Centinaia di persone sono scese in piazza in Polonia per protestare, nel nome dei diritti civili, contro la sentenza della Corte costituzionale che ha vietato l’aborto anche se il feto ha delle gravi malformazioni, perché sarebbe “incompatibile” con la tutela nella costituzione del diritto alla vita. Ci sono stati momenti di tensione davanti alla Corte e scontri con la polizia. La decisione rende ancora più restrittiva una delle leggi più dure sull’aborto che era permesso finora solo in tre casi: pericolo di vita della madre, stupro e malformazioni. Quest’ultima però era la motivazione alla base della quasi totalità delle interruzioni volontarie di gravidanza in Polonia; la sentenza diventa dunque un bando totale ha sottolineato Dunja Mijatovic la commissaria per i diritti umani del Consiglio d’Europa che ha impugnato la decisione.

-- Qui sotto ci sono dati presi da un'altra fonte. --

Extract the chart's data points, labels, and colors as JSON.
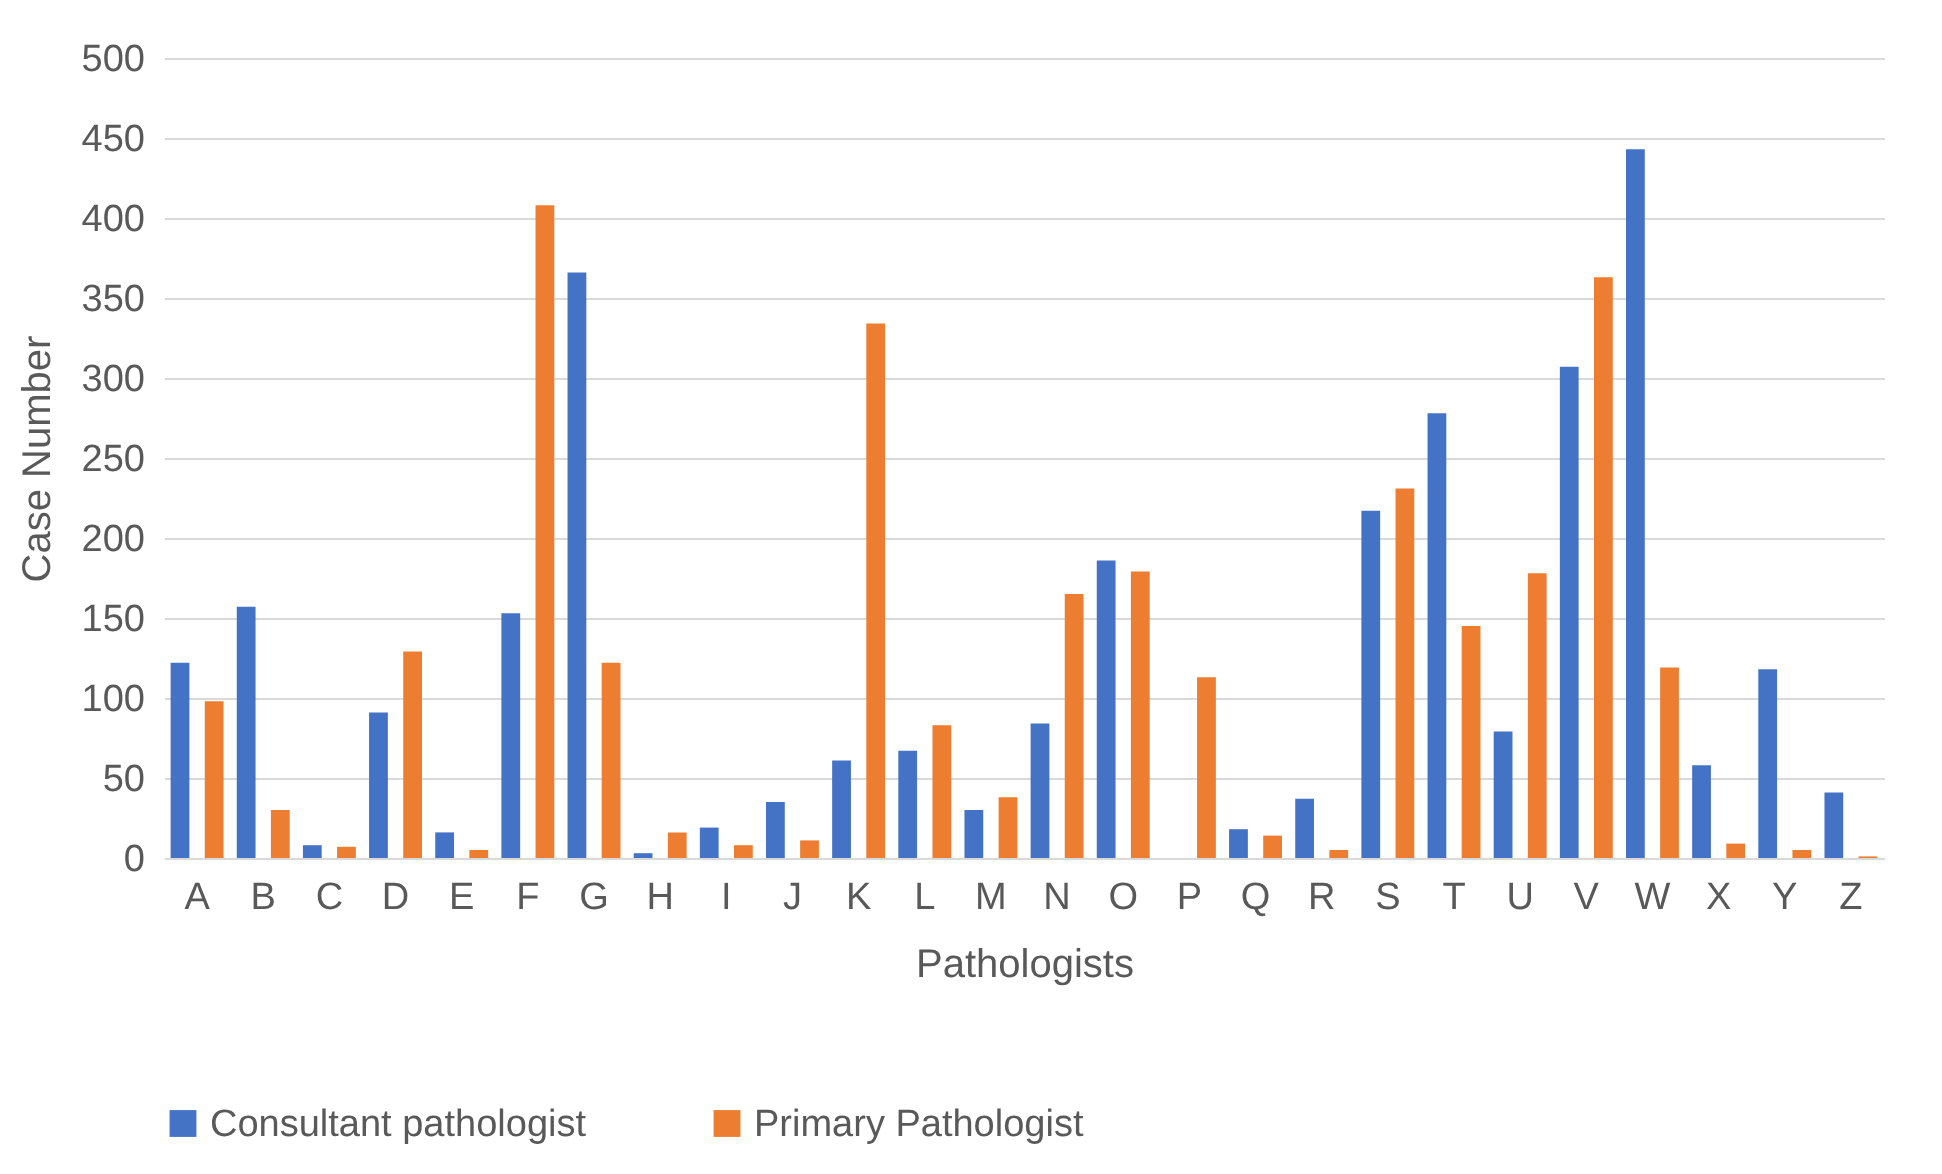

“Rimuovere la ragione di quasi tutti gli aborti legali equivale un divieto totale – ha detto Mijatovic – la sentenza significa aborti clandestini o all’estero per chi se lo può permettere e un calvario ancora più grande per tuttele altre. È un giorno triste per i diritti delle donne”. La polizia polacca ha usato spray al peperoncino su centinaia di persone che hanno protestato a Varsavia. I manifestanti si sono scontrati con la polizia antisommossa davanti alla casa del vicepremier Jaroslaw Kaczynski. Ieri la Corte costituzionale ha stabilito che porre termine alla vita di un feto malformato è incostituzionale. Di conseguenza l’aborto è valido solo in caso di stupro e incesto e per proteggere la vita della madre. Le leggi sull’aborto in Polonia erano già tra le più severe al mondo e si stima che circa 100mila donne vadano all’estero ogni anno per interrompere la gravidanza aggirando le restrizioni in patria.  Ieri sera ci sono state proteste anche a Cracovia, Lodz e Stettino.

A Varsavia i manifestanti hanno sfilato dalla sede della corte a casa Jaroslaw Kaczynski, che guida il partito di governo Legge e Giustizia. Alcuni portavano candele e cartelli con la parola “tortura”. Le norme anti Covid-19 attuali limitano gli assembramenti in pubblico a Varsavia a dieci persone. La polizia ha detto che gli agenti hanno usato lo spray lacrimogeno e la forza fisica quando i manifestanti hanno cominciato la lanciare pietre e hanno cercato di sfondare il cordone di polizia attorno alla casa. Un portavoce ha parlato di 15 fermi.